Another remarkable feature about the Guadalupe bass is that the tongue contains a rectangular tooth patch.

The male Guadalupe guards the eggs against predators by chasing the female away. Generally, females can lay up to 10,000 eggs, depending on the size. Unlike other fish species, the primary spawning starts in March and goes all the way to June. The secondary spawning happens in the summer.

Being a threatened game fish, the Guadalupe restoration initiative requires an angler is supposed to catch and release the fish. The daily bag limit is set at five, but there’s no limit to the size you can catch. The same regulations apply in lost Maples – catch and release only.

That’s not all. When the bass is about one year, it feeds on invertebrates and anything they find on the way. The adults include more protein in their diet – from crawfish to golden shiners. Despite their food preference, these species adapt to what is available.

In Texas, the temperatures tend to get milder in the north. But those streams and rivers close to the ocean can receive plenty of sunlight. This time, they are a bit picky as most adults eat insects. Sometimes, the appetite can be so big that they go for prey that hardly fits in the mouth.

When temperatures hit 50 degrees F, they become less sluggish and aggressive. Although they are not as hungry as they were in spring, they will appeal to the instinct of defending their territory. When you cast the bait, the bass sees this as an invasion of their territory. Another strategy to catch the fish in these lingering conditions is making noise.

Another tricky feature about the bass is that it avoids brightly lit areas, especially during the day. But again, the fish may not differentiate the lure colors in low-light conditions. This explains why the best time to get into the waters is during dawn and dusk.

Another interesting fact about Guadalupe is the fish cannot open the jaw beyond the eyes. It’s estimated that Guadalupe fish brings nearly $50 million to the sportfishing industry.

Habitat

These fish species live in streams and other water reservoirs. They prefer flowing water and use covers like cypress trees, stumps, and large rocks for refuge. In the first year of their life, they like to thrive in moderate currents. But with time, they transition to deeper moderate currents.

Records

The biggest Guadalupe bass in Texas weighed 3.69 pounds – this state record is held by Allen Christenson. In 2014, an angler caught a Guadalupe fish with a crayfish fly. It weighed 3.71 pounds and measured 17.25 inches.

Endangered status

Recently, Guadalupe is considered a rare species facing extension. The small numbers are a result of reduced streamflow and habitat degradation. However, there’s a restoration initiative that helps landowners reduce activities in riparian land. This causes a reduction in the quality and quantity of water.

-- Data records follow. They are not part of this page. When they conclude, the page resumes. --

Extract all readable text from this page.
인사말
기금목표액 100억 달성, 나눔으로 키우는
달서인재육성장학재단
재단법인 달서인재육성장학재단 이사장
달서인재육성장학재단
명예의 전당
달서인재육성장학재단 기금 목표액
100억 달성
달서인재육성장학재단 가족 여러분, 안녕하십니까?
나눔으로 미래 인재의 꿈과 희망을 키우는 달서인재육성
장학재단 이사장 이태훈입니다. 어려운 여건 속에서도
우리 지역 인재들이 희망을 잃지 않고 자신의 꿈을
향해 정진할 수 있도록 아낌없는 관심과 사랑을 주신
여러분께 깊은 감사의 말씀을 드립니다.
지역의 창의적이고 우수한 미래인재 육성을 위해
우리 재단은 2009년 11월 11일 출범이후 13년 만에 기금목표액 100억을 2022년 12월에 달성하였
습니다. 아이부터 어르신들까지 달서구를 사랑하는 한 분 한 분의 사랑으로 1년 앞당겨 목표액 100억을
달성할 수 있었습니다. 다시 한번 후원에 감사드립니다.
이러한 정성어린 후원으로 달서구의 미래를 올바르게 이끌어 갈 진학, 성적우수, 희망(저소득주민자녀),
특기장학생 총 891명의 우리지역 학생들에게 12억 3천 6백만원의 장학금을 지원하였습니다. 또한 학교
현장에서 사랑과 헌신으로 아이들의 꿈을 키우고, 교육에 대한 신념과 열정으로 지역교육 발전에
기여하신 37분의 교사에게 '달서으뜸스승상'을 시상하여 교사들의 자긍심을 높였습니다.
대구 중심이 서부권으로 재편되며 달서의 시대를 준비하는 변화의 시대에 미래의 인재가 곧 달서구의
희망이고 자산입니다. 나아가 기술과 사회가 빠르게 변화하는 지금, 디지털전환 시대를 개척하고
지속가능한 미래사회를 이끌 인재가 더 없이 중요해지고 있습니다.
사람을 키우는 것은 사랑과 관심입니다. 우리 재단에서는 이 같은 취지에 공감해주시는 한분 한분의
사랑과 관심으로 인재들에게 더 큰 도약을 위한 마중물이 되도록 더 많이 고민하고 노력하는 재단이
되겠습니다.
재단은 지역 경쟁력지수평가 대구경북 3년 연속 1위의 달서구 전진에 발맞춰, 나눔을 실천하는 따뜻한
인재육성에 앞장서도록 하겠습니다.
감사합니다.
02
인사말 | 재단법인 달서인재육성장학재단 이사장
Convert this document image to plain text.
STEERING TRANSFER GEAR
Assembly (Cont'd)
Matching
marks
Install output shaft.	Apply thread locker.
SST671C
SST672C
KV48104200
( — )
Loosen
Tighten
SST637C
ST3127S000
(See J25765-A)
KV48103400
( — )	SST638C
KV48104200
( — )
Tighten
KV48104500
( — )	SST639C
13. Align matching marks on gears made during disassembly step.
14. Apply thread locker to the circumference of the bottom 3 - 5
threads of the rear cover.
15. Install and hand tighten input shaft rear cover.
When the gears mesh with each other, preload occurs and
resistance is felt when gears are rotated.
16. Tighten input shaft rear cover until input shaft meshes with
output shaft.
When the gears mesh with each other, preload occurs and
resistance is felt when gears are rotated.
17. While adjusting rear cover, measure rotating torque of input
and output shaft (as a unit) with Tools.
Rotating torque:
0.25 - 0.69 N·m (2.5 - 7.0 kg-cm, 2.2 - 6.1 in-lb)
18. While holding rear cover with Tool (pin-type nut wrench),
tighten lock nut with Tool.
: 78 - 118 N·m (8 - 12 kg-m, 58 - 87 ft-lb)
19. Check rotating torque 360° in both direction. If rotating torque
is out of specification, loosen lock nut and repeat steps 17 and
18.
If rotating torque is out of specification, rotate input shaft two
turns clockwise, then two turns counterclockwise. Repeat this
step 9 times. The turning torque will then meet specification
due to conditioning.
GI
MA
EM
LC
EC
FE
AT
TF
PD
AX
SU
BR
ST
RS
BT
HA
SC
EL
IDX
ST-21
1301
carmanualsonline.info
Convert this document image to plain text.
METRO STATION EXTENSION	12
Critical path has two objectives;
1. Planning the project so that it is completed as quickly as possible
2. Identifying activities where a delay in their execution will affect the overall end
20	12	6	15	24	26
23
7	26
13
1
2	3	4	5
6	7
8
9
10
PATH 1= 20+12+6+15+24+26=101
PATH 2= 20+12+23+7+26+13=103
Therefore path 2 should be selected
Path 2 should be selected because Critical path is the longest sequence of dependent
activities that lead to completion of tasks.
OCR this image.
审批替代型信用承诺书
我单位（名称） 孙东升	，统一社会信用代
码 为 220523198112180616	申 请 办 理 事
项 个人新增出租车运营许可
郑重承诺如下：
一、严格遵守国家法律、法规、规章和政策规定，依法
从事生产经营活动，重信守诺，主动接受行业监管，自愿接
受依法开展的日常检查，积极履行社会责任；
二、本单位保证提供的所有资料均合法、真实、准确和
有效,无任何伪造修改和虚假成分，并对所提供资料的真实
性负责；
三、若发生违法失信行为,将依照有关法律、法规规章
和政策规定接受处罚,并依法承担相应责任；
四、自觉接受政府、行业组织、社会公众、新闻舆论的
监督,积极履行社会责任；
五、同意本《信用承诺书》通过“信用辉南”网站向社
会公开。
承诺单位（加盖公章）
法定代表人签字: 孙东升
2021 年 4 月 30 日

Some of the things that have contributed to the decline include increased water demands and changing land-use patterns. However, conservation efforts are being done to restore the habitats of the bass. In particular, the Texas Parks and Wildlife Department is committed to helping landowners in wildlife conservation. The best ways to boost the conservation efforts include reducing actions that degrade the riparian lands and evaluating which conservation efforts are effective.

What they eat

The Guadalupe bass feeds at night – you can find them moving freely in the habitat. It prefers feeding on gizzard shards, fatheads, golden shiners, and crayfish. What makes Guadalupe fish unique is their feeding habits. It tends to take more food in summer than winter (can get dormant in reduced water temperatures).

The water-bound insects are also on top of their menu. But the most preferred insect is the Mayflies. You’ll also find them feeding on wasps and bees.

As with any other bass species, their food preferences change with the season.

Lifespan

On average, a Guadalupe bass can live up to 7 years. At one year, they are mature and ready to mate.